* [PATCH 1 of 2] MD RAID10: Improve redundancy for 'far' and 'offset' algorithms
@ 2012-12-12 16:45 Jonathan Brassow
2012-12-12 21:59 ` David Brown
2012-12-13 1:23 ` NeilBrown
0 siblings, 2 replies; 4+ messages in thread
From: Jonathan Brassow @ 2012-12-12 16:45 UTC (permalink / raw)

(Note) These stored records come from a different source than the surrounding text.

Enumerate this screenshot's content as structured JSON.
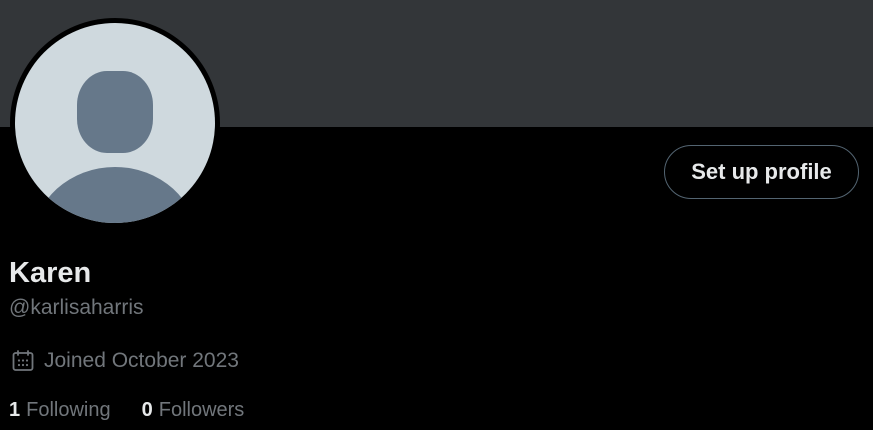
{
  "profile": {
    "display_name": "Karen",
    "handle": "@karlisaharris",
    "joined": "Joined October 2023",
    "setup_button": "Set up profile"
  },
  "stats": {
    "following_count": "1",
    "following_label": "Following",
    "followers_count": "0",
    "followers_label": "Followers"
  },
  "icons": {
    "avatar": "default-avatar-icon",
    "joined": "calendar-icon"
  },
  "colors": {
    "background": "#000000",
    "banner": "#333639",
    "primary_text": "#e7e9ea",
    "secondary_text": "#71767b",
    "avatar_bg": "#cfd9de",
    "avatar_figure": "#66788a",
    "button_border": "#536471"
  }
}
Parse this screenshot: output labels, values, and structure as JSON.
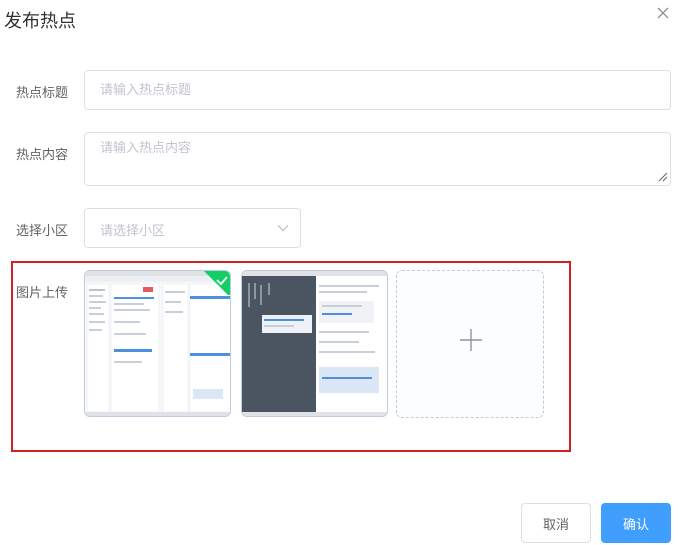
{
  "dialog": {
    "title": "发布热点"
  },
  "form": {
    "title_label": "热点标题",
    "title_placeholder": "请输入热点标题",
    "content_label": "热点内容",
    "content_placeholder": "请输入热点内容",
    "community_label": "选择小区",
    "community_placeholder": "请选择小区",
    "upload_label": "图片上传"
  },
  "footer": {
    "cancel_label": "取消",
    "confirm_label": "确认"
  },
  "colors": {
    "primary": "#409eff",
    "success": "#13ce66",
    "highlight": "#cc2222"
  },
  "icons": {
    "close": "close-icon",
    "select_arrow": "chevron-down-icon",
    "uploaded_check": "check-icon",
    "upload_add": "plus-icon"
  }
}
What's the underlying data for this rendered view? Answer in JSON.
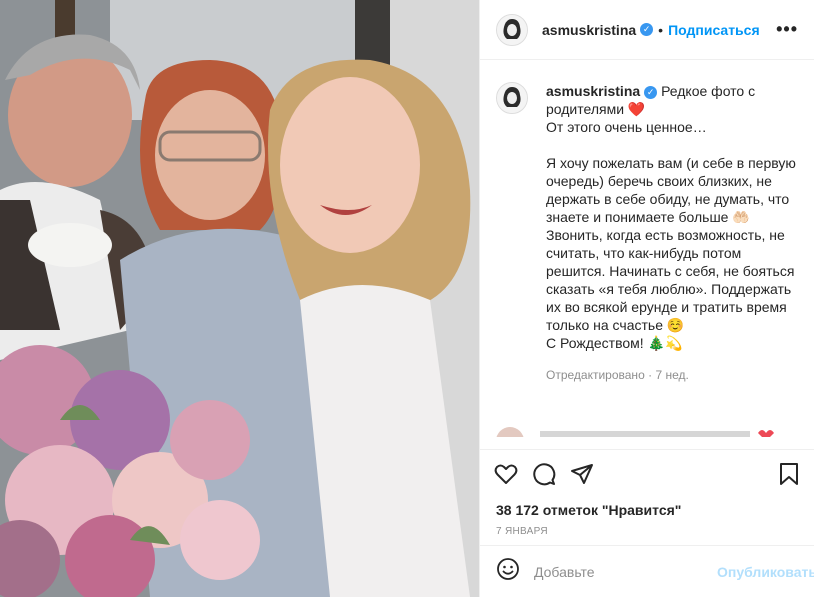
{
  "post": {
    "username": "asmuskristina",
    "follow_label": "Подписаться",
    "separator": "•",
    "more_label": "•••",
    "caption_text": "Редкое фото с родителями ❤️\nОт этого очень ценное…\n\nЯ хочу пожелать вам (и себе в первую очередь) беречь своих близких, не держать в себе обиду, не думать, что знаете и понимаете больше 🤲🏻 Звонить, когда есть возможность, не считать, что как-нибудь потом решится. Начинать с себя, не бояться сказать «я тебя люблю». Поддержать их во всякой ерунде и тратить время только на счастье ☺️\nС Рождеством! 🎄💫",
    "edited_label": "Отредактировано",
    "edited_time": "7 нед.",
    "meta_dot": "·",
    "likes": "38 172 отметок \"Нравится\"",
    "date": "7 ЯНВАРЯ"
  },
  "comment_box": {
    "placeholder": "Добавьте",
    "publish_label": "Опубликовать"
  },
  "icons": [
    "heart-icon",
    "comment-icon",
    "share-icon",
    "bookmark-icon",
    "emoji-icon",
    "verified-badge-icon"
  ],
  "colors": {
    "accent": "#0095f6",
    "publish_disabled": "#b2dffc",
    "verified": "#3897f0",
    "muted": "#8e8e8e"
  }
}
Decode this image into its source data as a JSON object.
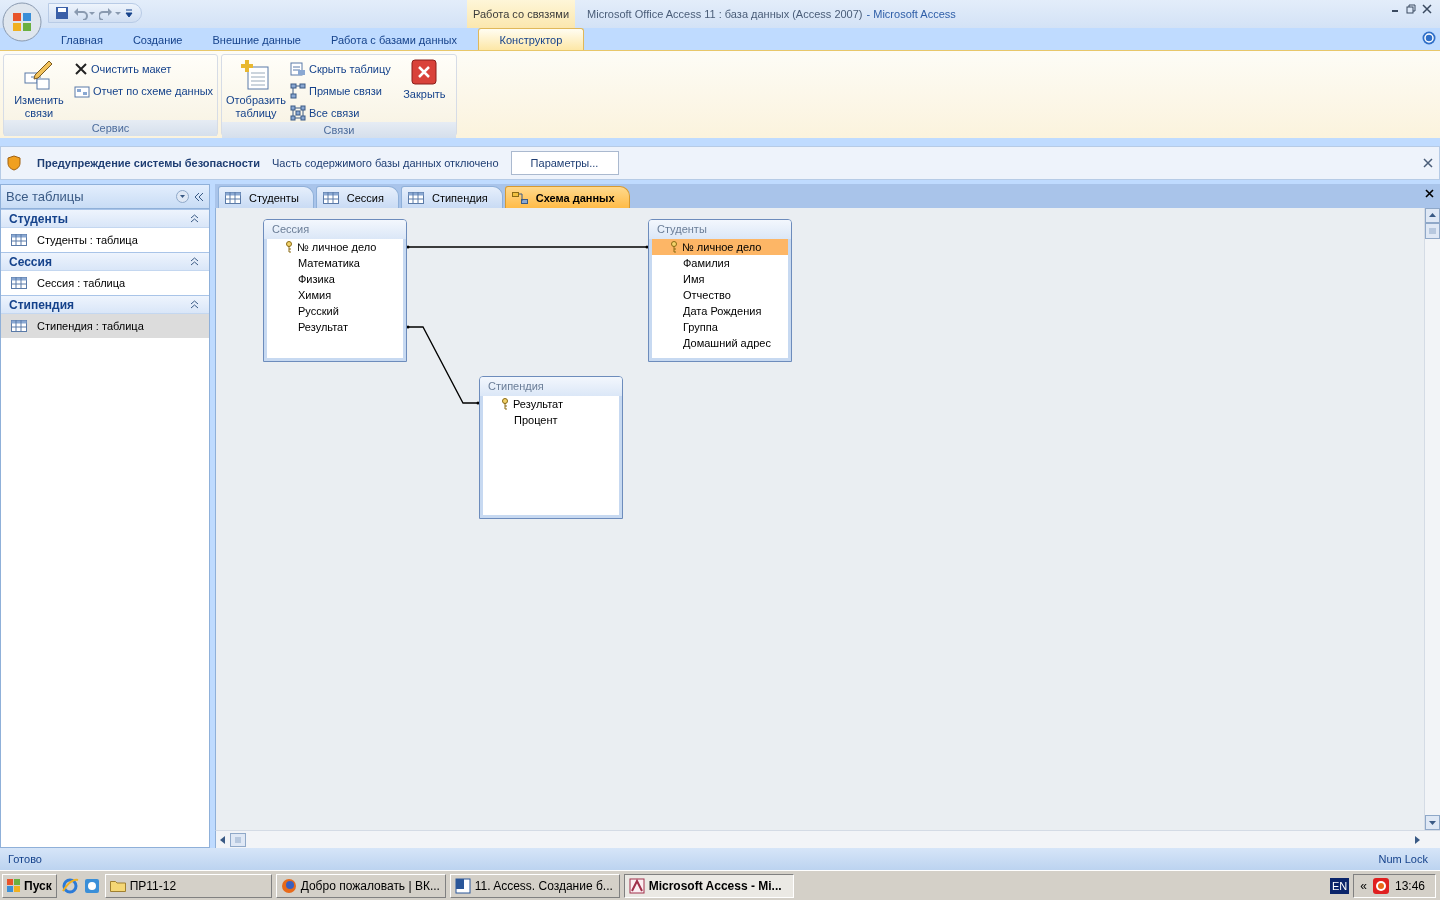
{
  "title_bar": {
    "context_group": "Работа со связями",
    "document": "Microsoft Office Access 11 : база данных (Access 2007)",
    "separator": "-",
    "app": "Microsoft Access"
  },
  "ribbon_tabs": [
    {
      "label": "Главная",
      "selected": false
    },
    {
      "label": "Создание",
      "selected": false
    },
    {
      "label": "Внешние данные",
      "selected": false
    },
    {
      "label": "Работа с базами данных",
      "selected": false
    },
    {
      "label": "Конструктор",
      "selected": true
    }
  ],
  "ribbon_groups": [
    {
      "label": "Сервис",
      "buttons": [
        {
          "kind": "large",
          "label": "Изменить связи"
        },
        {
          "kind": "small",
          "label": "Очистить макет"
        },
        {
          "kind": "small",
          "label": "Отчет по схеме данных"
        }
      ]
    },
    {
      "label": "Связи",
      "buttons": [
        {
          "kind": "large",
          "label": "Отобразить таблицу"
        },
        {
          "kind": "small",
          "label": "Скрыть таблицу"
        },
        {
          "kind": "small",
          "label": "Прямые связи"
        },
        {
          "kind": "small",
          "label": "Все связи"
        },
        {
          "kind": "large",
          "label": "Закрыть"
        }
      ]
    }
  ],
  "security_bar": {
    "title": "Предупреждение системы безопасности",
    "message": "Часть содержимого базы данных отключено",
    "button": "Параметры..."
  },
  "nav_pane": {
    "title": "Все таблицы",
    "groups": [
      {
        "title": "Студенты",
        "items": [
          {
            "label": "Студенты : таблица",
            "selected": false
          }
        ]
      },
      {
        "title": "Сессия",
        "items": [
          {
            "label": "Сессия : таблица",
            "selected": false
          }
        ]
      },
      {
        "title": "Стипендия",
        "items": [
          {
            "label": "Стипендия : таблица",
            "selected": true
          }
        ]
      }
    ]
  },
  "doc_tabs": [
    {
      "label": "Студенты",
      "kind": "table",
      "selected": false
    },
    {
      "label": "Сессия",
      "kind": "table",
      "selected": false
    },
    {
      "label": "Стипендия",
      "kind": "table",
      "selected": false
    },
    {
      "label": "Схема данных",
      "kind": "diagram",
      "selected": true
    }
  ],
  "diagram": {
    "tables": [
      {
        "title": "Сессия",
        "fields": [
          {
            "name": "№ личное дело",
            "key": true,
            "selected": false
          },
          {
            "name": "Математика",
            "key": false,
            "selected": false
          },
          {
            "name": "Физика",
            "key": false,
            "selected": false
          },
          {
            "name": "Химия",
            "key": false,
            "selected": false
          },
          {
            "name": "Русский",
            "key": false,
            "selected": false
          },
          {
            "name": "Результат",
            "key": false,
            "selected": false
          }
        ]
      },
      {
        "title": "Студенты",
        "fields": [
          {
            "name": "№ личное дело",
            "key": true,
            "selected": true
          },
          {
            "name": "Фамилия",
            "key": false,
            "selected": false
          },
          {
            "name": "Имя",
            "key": false,
            "selected": false
          },
          {
            "name": "Отчество",
            "key": false,
            "selected": false
          },
          {
            "name": "Дата Рождения",
            "key": false,
            "selected": false
          },
          {
            "name": "Группа",
            "key": false,
            "selected": false
          },
          {
            "name": "Домашний адрес",
            "key": false,
            "selected": false
          }
        ]
      },
      {
        "title": "Стипендия",
        "fields": [
          {
            "name": "Результат",
            "key": true,
            "selected": false
          },
          {
            "name": "Процент",
            "key": false,
            "selected": false
          }
        ]
      }
    ]
  },
  "status_bar": {
    "left": "Готово",
    "right": "Num Lock"
  },
  "taskbar": {
    "start": "Пуск",
    "items": [
      {
        "label": "ПР11-12",
        "kind": "folder",
        "selected": false
      },
      {
        "label": "Добро пожаловать | ВК...",
        "kind": "browser",
        "selected": false
      },
      {
        "label": "11. Access. Создание б...",
        "kind": "word",
        "selected": false
      },
      {
        "label": "Microsoft Access - Mi...",
        "kind": "access",
        "selected": true
      }
    ],
    "chevron": "«",
    "language": "EN",
    "clock": "13:46"
  }
}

To: linux-raid; +Cc: neilb, agk, jbrassow
MD RAID10: Improve redundancy for 'far' and 'offset' algorithms
The MD RAID10 'far' and 'offset' algorithms make copies of entire stripe
widths - copying them to a different location on the same devices after
shifting the stripe. An example layout of each follows below:
"far" algorithm
dev1 dev2 dev3 dev4 dev5 dev6
==== ==== ==== ==== ==== ====
A B C D E F
G H I J K L
...
F A B C D E --> Copy of stripe0, but shifted by 1
L G H I J K
...
"offset" algorithm
dev1 dev2 dev3 dev4 dev5 dev6
==== ==== ==== ==== ==== ====
A B C D E F
F A B C D E --> Copy of stripe0, but shifted by 1
G H I J K L
L G H I J K
...
Redundancy for these algorithms is gained by shifting the copied stripes
a certain number of devices - in this case, 1. This patch proposes the
number of devices the copy be shifted by be changed from:
device# + near_copies
to
device# + raid_disks/far_copies
The above "far" algorithm example would now look like:
"far" algorithm
dev1 dev2 dev3 dev4 dev5 dev6
==== ==== ==== ==== ==== ====
A B C D E F
G H I J K L
...
D E F A B C --> Copy of stripe0, but shifted by 3
J K L G H I
...
This has the affect of improving the redundancy of the array. We can
always sustain at least one failure, but sometimes more than one can
be handled. In the first examples, the pairs of devices that CANNOT fail
together are:
(1,2) (2,3) (3,4) (4,5) (5,6) (1, 6) [40% of possible pairs]
In the example where the copies are instead shifted by 3, the pairs of
devices that cannot fail together are:
(1,4) (2,5) (3,6) [20% of possible pairs]
Performing shifting in this way produces more redundancy and works especially
well when the number of devices is a multiple of the number of copies.
We cannot simply replace the old algorithms, so the 17th bit of the 'layout'
variable is used to indicate whether we use the old or new method of computing
the shift. (This is similar to the way the 16th bit indicates whether the
"far" algorithm or the "offset" algorithm is being used.)
Signed-off-by: Jonathan Brassow <jbrassow@redhat.com>
Index: linux-upstream/drivers/md/raid10.c
===================================================================
--- linux-upstream.orig/drivers/md/raid10.c
+++ linux-upstream/drivers/md/raid10.c
@@ -38,6 +38,7 @@
* near_copies (stored in low byte of layout)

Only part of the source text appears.